Plenary Speakers

Distinguished Professor of Mathematics and Mechanical and Aerospace Engineering

Department of Mathematics & California NanoSystems Institute

University of California Los Angeles


Associate Professor

Yale University


COVID-19 transmission models in the real world: models, data, and public policy

Simple mathematical models of COVID-19 transmission gained prominence in the early days of the pandemic. These models provided researchers and policymakers with qualitative insight into the dynamics of transmission and quantitative predictions of disease incidence. More sophisticated models incorporated new information about the natural history of COVID-19 disease and the interaction of infected individuals with the healthcare system, to predict diagnosed cases, hospitalization, ventilator usage, and death. Models also provided intuition for discussions about outbreaks, vaccination, and the effects of non-pharmaceutical interventions like social distancing guidelines and stay-at-home orders. But as the pandemic progressed, complex real-world interventions took effect, people everywhere changed their behavior, and the usefulness of simple mathematical models of COVID-19 transmission diminished. This challenge forced researchers (including me and my colleagues) to think more broadly about empirical data sources that could help predictive models regain their utility for guiding public policy. In this presentation, I will describe my view of the successes and failures of population-level transmission models in the context of the COVID-19 pandemic. I will outline the evolution of a project to predict COVID-19 incidence in the state of Connecticut, from development of a transmission model to engagement with public health policymakers and initiation of a new data collection effort. In particular, I will argue that a new data source -- passive measurement of close interpersonal contact via mobile device location data -- is a promising way to overcome many of the shortcomings of traditional transmission models. I conclude with a summary of the impact this work has had on the COVID-19 response in Connecticut and beyond.
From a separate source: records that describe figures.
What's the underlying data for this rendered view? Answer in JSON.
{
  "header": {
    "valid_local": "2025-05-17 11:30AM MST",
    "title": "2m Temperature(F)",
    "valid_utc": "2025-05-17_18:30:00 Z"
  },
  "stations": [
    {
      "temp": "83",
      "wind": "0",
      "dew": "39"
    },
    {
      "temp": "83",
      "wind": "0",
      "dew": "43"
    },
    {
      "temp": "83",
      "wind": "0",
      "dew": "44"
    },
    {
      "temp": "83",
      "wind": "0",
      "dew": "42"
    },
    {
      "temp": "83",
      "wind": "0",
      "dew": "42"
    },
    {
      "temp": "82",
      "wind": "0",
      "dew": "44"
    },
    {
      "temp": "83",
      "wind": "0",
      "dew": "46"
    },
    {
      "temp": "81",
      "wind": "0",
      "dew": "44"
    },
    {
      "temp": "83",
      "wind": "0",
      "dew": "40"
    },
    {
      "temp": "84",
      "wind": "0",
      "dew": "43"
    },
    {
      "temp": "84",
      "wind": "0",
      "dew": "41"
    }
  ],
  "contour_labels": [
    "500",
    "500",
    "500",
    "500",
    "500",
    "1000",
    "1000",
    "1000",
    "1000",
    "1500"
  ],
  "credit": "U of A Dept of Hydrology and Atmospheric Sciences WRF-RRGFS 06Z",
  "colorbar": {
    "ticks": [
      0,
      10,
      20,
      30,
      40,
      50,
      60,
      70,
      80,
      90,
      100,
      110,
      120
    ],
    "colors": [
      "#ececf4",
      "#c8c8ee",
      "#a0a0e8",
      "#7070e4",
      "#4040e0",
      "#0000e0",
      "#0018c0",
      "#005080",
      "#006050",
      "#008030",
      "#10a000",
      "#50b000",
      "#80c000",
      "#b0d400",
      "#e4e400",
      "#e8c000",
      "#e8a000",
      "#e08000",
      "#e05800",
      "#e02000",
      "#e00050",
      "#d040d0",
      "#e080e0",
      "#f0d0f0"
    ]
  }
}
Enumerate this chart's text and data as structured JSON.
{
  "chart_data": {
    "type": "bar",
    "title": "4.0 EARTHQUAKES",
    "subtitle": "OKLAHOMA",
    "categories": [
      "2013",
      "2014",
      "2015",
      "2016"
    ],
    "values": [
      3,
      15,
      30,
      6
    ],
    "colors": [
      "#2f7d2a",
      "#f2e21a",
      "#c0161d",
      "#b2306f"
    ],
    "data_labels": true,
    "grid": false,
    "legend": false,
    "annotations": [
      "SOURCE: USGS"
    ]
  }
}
Bio: Forrest W. Crawford is an Associate Professor of Biostatistics, Statistics & Data Science, Operations, and Ecology & Evolutionary Biology at Yale University. He is affiliated with the Center for Interdisciplinary Research on AIDS, the Institute for Network Science, the Computational Biology and Bioinformatics Program, and the Public Health Modeling Concentration. His research focuses on mathematical and statistical problems related to discrete structures and stochastic processes in epidemiology, public health, biomedicine, and social science. He received the NIH Director's New Innovator Award in 2016.


Chief of the Biostatistics Research Branch

National Institute of Allergy and Infectious Diseases (NIAID)


Statistical Aspects of COVID-19 Vaccine Trials

Operation Warp Speed (OWS) is the US government program to evaluate COVID-19 vaccine clinical trials with six different trials launched or planned. The speed, complexity, and scrutiny of the trials in our charged political environment and during a global pandemic is unprecedented. Multiple aspects of the trial require quickly yet carefully crafted statistical approaches for design, monitoring, and analysis. In this talk we give a brief overview of the OWS landscape, discussion the basic structure of vaccine clinical trials, and then provide a more in-depth workup of selected topics including monitoring for vaccine induced enhanced disease, correlating vaccine induced immune response to prevention of disease, and the consequences of a successful vaccine on the conduct of ongoing placebo-controlled trials.